L’Orchestre de la Suisse Romande et son directeur artistique Jonathan Nott nous proposaient un voyage impressionniste sur les terres d’Ernest Ansermet - Debussy et son magnifique Prélude à l’après-midi d’un faune et le Concerto pour piano et orchestre en sol majeur de Ravel - et pour conclure, la Symphonie n°3 de Brahms.
D'emblée, nous sommes saisis et fascinés par ce chef qui suscite, qui va chercher les couleurs de son orchestre, qui se mue en alchimiste précis des couleurs et des équilibres. De cette fresque Debussyste, on aurait peut-être aimé un peu plus d’effet de vagues, de relâché, mais disons-le tout de go : ce fut un très beau moment de musique.
Le Concerto pour piano et orchestre en sol majeur. Avant de discuter l'interprétation du pianiste, Nelson Goerner, soulignons à quel point l’Orchestre de la Suisse Romande poursuit sa mue : débutée après les années délicieuses sous la baguette d’Armin Jordan, portée par Pinchas Steinberg et son attention particulière aux cordes, puis enfin consolidée par le travail de fond mené par Marek Janowski et son absolue rigueur quant aux équilibres. Aujourd’hui l’Orchestre de la Suisse Romande s’est bien renouvelé et se présente aux auditeurs avec des cordes soyeuses, fondues et néanmoins vives et acérées, mais surtout des vents de haute qualité. En témoignent les interventions d’Olivier Bonprun à la trompette étincelante, de Michel Westphal dont la clarinette émerveille à chaque intervention, Alexandre Emard au cor anglais impérial, au son soyeux, tel le chant d’une contralto ombrée, s’étendant à l’envi tant et si bien que l’on se demande si le monsieur a besoin de respirer. Ses phrases sont sensibles, la technique au service d’une interprétation qui donne le frisson ! Et nous passerons sur la qualité de l’équipe des cors qui depuis l’arrivée d’Alexis Crouzil et Clément Charpentier-Leroy nous offre, outre le bonheur de ses deux solistes Jean-Pierre Berry et Julia Heirich, celui de tutti parfaits.

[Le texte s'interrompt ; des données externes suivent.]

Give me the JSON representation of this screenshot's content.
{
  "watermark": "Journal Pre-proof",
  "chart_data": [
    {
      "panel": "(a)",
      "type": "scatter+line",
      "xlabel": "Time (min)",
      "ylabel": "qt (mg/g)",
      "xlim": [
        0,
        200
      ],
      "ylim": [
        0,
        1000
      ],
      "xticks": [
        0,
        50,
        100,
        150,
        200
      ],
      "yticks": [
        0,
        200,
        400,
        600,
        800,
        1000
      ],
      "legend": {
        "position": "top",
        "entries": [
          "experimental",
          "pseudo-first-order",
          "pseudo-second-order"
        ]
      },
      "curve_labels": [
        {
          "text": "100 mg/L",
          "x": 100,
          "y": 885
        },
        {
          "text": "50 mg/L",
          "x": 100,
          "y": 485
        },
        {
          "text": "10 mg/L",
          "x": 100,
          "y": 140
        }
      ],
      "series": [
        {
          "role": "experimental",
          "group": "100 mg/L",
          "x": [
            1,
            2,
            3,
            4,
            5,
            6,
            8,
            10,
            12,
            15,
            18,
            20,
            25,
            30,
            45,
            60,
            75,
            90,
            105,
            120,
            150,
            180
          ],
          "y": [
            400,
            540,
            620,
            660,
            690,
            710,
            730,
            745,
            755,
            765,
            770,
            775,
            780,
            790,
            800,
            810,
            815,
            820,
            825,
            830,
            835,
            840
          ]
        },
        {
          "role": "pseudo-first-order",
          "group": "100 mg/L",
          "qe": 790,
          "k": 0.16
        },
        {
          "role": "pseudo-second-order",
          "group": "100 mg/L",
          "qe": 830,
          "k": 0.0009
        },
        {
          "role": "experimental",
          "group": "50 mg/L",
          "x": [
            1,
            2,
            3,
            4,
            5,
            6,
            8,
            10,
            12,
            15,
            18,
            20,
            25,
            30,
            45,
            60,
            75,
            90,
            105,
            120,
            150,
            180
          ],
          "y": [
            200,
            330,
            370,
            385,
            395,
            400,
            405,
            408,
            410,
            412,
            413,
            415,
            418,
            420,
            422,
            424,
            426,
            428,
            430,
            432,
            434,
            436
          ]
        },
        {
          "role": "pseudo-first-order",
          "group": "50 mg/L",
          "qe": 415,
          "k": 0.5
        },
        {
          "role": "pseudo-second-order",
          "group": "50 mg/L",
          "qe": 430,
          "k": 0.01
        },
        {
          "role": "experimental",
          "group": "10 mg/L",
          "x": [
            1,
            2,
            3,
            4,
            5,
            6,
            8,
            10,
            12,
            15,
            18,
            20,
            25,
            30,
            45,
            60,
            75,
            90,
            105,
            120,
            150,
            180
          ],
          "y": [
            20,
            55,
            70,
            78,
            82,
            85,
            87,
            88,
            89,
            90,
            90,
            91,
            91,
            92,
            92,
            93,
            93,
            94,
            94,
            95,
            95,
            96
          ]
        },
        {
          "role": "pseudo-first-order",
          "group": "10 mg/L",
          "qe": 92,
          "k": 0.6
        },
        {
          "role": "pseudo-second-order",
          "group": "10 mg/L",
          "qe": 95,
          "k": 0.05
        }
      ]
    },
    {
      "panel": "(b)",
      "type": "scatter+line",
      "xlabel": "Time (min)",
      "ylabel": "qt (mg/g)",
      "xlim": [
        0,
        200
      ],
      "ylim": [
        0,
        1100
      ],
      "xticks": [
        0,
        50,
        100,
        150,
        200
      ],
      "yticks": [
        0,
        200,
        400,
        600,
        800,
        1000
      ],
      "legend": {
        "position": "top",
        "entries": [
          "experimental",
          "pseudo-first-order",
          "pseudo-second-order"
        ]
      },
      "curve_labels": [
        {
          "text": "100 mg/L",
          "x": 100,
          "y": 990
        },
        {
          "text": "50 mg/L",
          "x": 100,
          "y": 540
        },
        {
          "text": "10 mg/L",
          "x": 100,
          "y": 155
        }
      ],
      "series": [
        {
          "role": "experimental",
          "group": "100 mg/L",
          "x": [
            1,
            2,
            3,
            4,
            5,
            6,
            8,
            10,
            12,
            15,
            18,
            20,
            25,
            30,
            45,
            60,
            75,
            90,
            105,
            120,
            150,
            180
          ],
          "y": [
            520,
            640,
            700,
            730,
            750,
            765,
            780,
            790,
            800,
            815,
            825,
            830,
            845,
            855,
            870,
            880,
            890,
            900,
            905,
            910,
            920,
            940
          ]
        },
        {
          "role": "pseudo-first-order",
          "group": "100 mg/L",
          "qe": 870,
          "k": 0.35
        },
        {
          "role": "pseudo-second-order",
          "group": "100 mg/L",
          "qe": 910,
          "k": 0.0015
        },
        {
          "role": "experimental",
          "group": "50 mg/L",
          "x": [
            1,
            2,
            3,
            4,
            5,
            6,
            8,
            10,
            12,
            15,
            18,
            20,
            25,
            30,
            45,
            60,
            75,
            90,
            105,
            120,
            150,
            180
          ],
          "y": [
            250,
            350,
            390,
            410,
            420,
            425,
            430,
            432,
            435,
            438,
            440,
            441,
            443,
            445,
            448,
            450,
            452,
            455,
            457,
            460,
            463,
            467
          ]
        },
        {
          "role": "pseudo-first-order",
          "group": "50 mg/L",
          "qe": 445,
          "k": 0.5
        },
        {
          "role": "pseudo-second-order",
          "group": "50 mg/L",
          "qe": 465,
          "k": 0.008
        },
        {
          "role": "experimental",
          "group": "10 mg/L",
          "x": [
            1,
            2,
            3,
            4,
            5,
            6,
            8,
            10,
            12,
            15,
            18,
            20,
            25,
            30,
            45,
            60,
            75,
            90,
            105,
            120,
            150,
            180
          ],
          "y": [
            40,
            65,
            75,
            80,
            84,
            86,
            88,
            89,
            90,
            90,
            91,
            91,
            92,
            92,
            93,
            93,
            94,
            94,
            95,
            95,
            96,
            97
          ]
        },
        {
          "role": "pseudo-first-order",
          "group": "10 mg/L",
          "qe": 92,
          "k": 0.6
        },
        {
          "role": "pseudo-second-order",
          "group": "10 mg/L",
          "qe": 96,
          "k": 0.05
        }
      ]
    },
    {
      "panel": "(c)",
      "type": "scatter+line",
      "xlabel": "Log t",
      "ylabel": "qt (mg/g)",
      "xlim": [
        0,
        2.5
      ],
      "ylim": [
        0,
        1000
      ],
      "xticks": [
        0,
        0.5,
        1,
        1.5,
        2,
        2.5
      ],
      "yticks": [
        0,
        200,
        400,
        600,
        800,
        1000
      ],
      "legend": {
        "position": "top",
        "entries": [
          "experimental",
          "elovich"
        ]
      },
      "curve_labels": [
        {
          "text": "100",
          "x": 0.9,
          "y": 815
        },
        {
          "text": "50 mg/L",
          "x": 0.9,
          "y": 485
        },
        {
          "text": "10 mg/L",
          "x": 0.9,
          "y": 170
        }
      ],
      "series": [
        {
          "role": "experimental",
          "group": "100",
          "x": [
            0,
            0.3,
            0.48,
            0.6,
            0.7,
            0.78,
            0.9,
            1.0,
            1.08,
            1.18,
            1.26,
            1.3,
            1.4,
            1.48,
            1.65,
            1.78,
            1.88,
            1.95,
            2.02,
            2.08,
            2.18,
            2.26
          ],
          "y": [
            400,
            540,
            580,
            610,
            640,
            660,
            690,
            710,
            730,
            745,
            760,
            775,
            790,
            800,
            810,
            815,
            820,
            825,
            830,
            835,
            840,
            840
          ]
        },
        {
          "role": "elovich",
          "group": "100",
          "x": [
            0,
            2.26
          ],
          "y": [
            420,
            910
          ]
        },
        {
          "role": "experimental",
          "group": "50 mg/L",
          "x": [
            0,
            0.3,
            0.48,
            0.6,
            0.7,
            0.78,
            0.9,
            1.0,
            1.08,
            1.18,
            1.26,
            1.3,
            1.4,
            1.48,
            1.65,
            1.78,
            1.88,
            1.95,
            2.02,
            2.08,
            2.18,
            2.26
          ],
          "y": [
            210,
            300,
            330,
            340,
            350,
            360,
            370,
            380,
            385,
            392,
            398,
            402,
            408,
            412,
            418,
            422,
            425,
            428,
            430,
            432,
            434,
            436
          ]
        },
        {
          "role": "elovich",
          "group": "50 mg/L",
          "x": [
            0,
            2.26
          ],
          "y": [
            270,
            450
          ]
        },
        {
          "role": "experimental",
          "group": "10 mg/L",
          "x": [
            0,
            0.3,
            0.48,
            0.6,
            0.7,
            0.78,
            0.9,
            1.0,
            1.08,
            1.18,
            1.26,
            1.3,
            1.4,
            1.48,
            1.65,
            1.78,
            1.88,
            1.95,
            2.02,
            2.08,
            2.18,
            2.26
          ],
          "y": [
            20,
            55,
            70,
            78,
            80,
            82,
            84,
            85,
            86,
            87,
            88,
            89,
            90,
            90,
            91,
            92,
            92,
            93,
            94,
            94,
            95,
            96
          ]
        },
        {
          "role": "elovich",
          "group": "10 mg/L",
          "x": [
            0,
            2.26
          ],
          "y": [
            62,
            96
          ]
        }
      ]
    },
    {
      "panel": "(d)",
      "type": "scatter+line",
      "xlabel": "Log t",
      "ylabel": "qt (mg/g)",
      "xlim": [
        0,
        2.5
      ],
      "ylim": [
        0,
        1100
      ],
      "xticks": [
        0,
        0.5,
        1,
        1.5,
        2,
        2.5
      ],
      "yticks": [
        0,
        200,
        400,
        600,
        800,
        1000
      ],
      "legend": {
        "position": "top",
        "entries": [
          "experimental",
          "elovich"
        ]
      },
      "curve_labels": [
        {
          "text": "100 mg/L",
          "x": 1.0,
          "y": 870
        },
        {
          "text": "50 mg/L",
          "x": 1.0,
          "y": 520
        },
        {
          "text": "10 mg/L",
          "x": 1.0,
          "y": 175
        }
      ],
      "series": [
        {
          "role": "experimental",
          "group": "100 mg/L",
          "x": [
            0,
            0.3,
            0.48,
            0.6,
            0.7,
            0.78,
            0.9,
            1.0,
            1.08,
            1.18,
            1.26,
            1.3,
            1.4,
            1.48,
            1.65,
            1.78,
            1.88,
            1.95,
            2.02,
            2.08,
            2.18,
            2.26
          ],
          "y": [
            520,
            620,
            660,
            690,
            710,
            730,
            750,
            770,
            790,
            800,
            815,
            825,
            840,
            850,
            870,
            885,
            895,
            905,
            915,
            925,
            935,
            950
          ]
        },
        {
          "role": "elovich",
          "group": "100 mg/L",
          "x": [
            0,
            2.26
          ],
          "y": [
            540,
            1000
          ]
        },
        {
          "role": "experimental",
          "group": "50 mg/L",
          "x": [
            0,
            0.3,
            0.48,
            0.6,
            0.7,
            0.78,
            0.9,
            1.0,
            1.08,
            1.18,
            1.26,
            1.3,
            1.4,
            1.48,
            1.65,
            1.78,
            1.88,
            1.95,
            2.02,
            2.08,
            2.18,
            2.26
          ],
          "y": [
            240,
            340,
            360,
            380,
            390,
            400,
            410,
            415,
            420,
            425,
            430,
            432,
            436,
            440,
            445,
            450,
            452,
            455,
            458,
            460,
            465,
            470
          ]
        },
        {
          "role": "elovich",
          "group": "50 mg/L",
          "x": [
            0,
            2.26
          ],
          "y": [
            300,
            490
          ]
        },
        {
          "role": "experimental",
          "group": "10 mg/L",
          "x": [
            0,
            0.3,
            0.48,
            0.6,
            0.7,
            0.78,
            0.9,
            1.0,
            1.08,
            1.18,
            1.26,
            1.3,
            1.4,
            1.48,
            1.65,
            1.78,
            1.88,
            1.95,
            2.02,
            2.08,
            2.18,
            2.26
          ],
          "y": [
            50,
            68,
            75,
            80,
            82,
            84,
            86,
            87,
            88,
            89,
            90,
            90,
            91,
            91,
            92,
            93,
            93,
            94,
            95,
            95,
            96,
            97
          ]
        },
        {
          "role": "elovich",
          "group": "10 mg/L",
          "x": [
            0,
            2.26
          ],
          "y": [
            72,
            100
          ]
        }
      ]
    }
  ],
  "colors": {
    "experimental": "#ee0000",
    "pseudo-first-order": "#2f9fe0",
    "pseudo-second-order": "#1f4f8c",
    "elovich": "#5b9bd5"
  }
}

Ainsi donc ce concerto, serti par un Orchestre de la Suisse Romande aux solistes de haute volée, pouvait laisser échapper sa grâce sous les doigts époustouflants de Nelson Goerner qui nous cueillera, non pas par sa virtuosité, mais par son interprétation magistrale, à mi chemin entre la joie et les rires du Presto conclusif, et l’émotion de l’Adagio assai. Ce dernier justement fut saisissant par son émotion sereine, sans pathos ; rayonnement d’une nostalgie apaisée. Le pianiste sert la musique sans jamais sombrer dans une boursouflure égotique de soi.
Le hautbois, la flûte et la clarinette reprenant à leur tour la mélodie dans cette communion qui se passe de mot, pour aboutir dans les vibrations d’un piano stratosphérique. Le Presto vint rendre au pianiste sa capacité à rire, à développer un millier de couleurs, d’effets et surtout d’un regard permanant vers ses collègues d’un soir pour mieux partager musicalement, se nourrissant mutuellement des couleurs des uns et des autres ! Le sentiment d’avoir à faire avec de la musique de chambre entre amis, voilà ce que ressent l'auditeur à l'issue du concerto. Chapeau !
Si la première partie de ce concert fut un ravissement, la seconde ne parvint pas tout à fait à continuer sur cette lancée. La grande forme brahmsienne a pâti, disons le, d'un excès de détail, d'un cisellement qui vint faire oublier la grande ligne, la nature plus germanique de la pâte sonore. De l’Allegro con brio, pris dans un tempo assez lent, on apprécia des timbales très souples, un pupitre de cor très homogène, mais de cette souplesse émergea un petit sentiment de musique routinière. L’Andante fut un plaisir par la qualité de dialogue entre la clarinette et le basson distillant une poésie à fleur de peau et un pupitre de cordes graves somptueux. Mais peu à peu le chef, dans un soucis de travail minutieux, finit par désosser la musique et l’élan qui la caractérise. Le fameux Poco allegretto, assez rapide, traça son chemin tout droit.
Une soirée dont l’essence française coula sereine et particulièrement bien servie par les artistes de l’Orchestre de la Suisse Romande mais dont le chef Jonathan Nott négocia difficilement le retour en terres germaniques.